# Truma Ultrastore tripping!



## Fairportgoer (Jun 24, 2008)

Good Evening All,

We have recently developed a fault on our Truma water heater (58 plate motorhome).

Everytime we switch it on at the fused spur socket it trips the main switch. 

We have isolated down to this as everything else works :roll: 

I have a feeling that it could be the heating element.

Has anyone else had this problem or thinks the same as me :?: 

Thanks in anticipation :wink: 

Regards

Dean


----------



## kandsservices (Sep 5, 2010)

Dean it could also be the temperature limit switch or the temp regulator but most likely be the element as you are fultiming they are not designed to be used 365 days a year.If you get your self a multimeter and check the terminals on the back of the element to measure the resistance it has most likely gone to earth hence it trips straight away.Easy to replace providing you can get to the side of the heater you will need a 7mm deep socket and a5.5mm deep socket if you cant get to the side of the heater you will need to remove it to change the element.if its in a wardrobe you will need a mirror and a good back its fidily in there but can be done.kev


----------



## Fairportgoer (Jun 24, 2008)

Thanks Kev,

I'll have a look tomorrow, and yes it is in the wardrobe! Thanks for your help as always.

Dean


----------



## DustyR (Jan 26, 2009)

Ive just had same problem, everything was ok last time we went away, but have just had same problem on our 08 reg. Measured short to earth, so looks like a new element needed, I would have expected it to last longer than 3 yrs.

Anyone know how much a new element would be?


----------



## kandsservices (Sep 5, 2010)

DustyR said:


> Ive just had same problem, everything was ok last time we went away, but have just had same problem on our 08 reg. Measured short to earth, so looks like a new element needed, I would have expected it to last longer than 3 yrs.
> 
> Anyone know how much a new element would be?

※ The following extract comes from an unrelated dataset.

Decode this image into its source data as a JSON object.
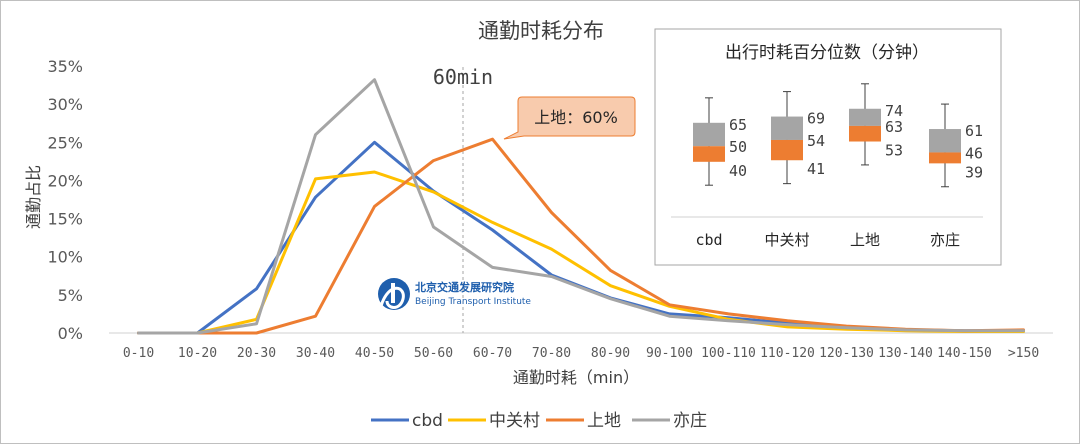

Ultrastore elements are about £85 retail and about half an hour to fit aslong as its accesable.
kev


----------



## clodhopper2006 (Aug 13, 2006)

I had this problem and it was just condensation in the wardrobe causing the RCD to trip. A few hours with the heater on sorted it


----------



## stewartwebr (May 27, 2005)

I have never had this problem, but a friend of mine has. As suggested I would put the heater on gas for 24 hours in an attempt to dry out the electrical heater element. It could be a case that the heater has not been on for sometime which does cause issues in electrical elements as they attract moisture into the insulating powder

Once the element has had a bit of heat from the gas system you may have dried it sufficiently to increase the insulation resistance allowing you to get the electric element back on without tripping the protection. Once this happens you will increase the insulation resistance as the element heats up.

Worth a try!

Good luck

Stewart


----------



## Fairportgoer (Jun 24, 2008)

Thanks All,

I have a mobile man coming to fit my new element on the 12th April. £72.50 all in  

In the two years that we have been fulltiming apart from this element going we have only had to replace a water pump last month..........still cheaper than living in a house :wink: 

Regards

Dean


----------



## philjohn (May 29, 2005)

Have you thought about and air lock?

Phil J


----------



## kandsservices (Sep 5, 2010)

Glad youve got it sorted Dean.
Kev


----------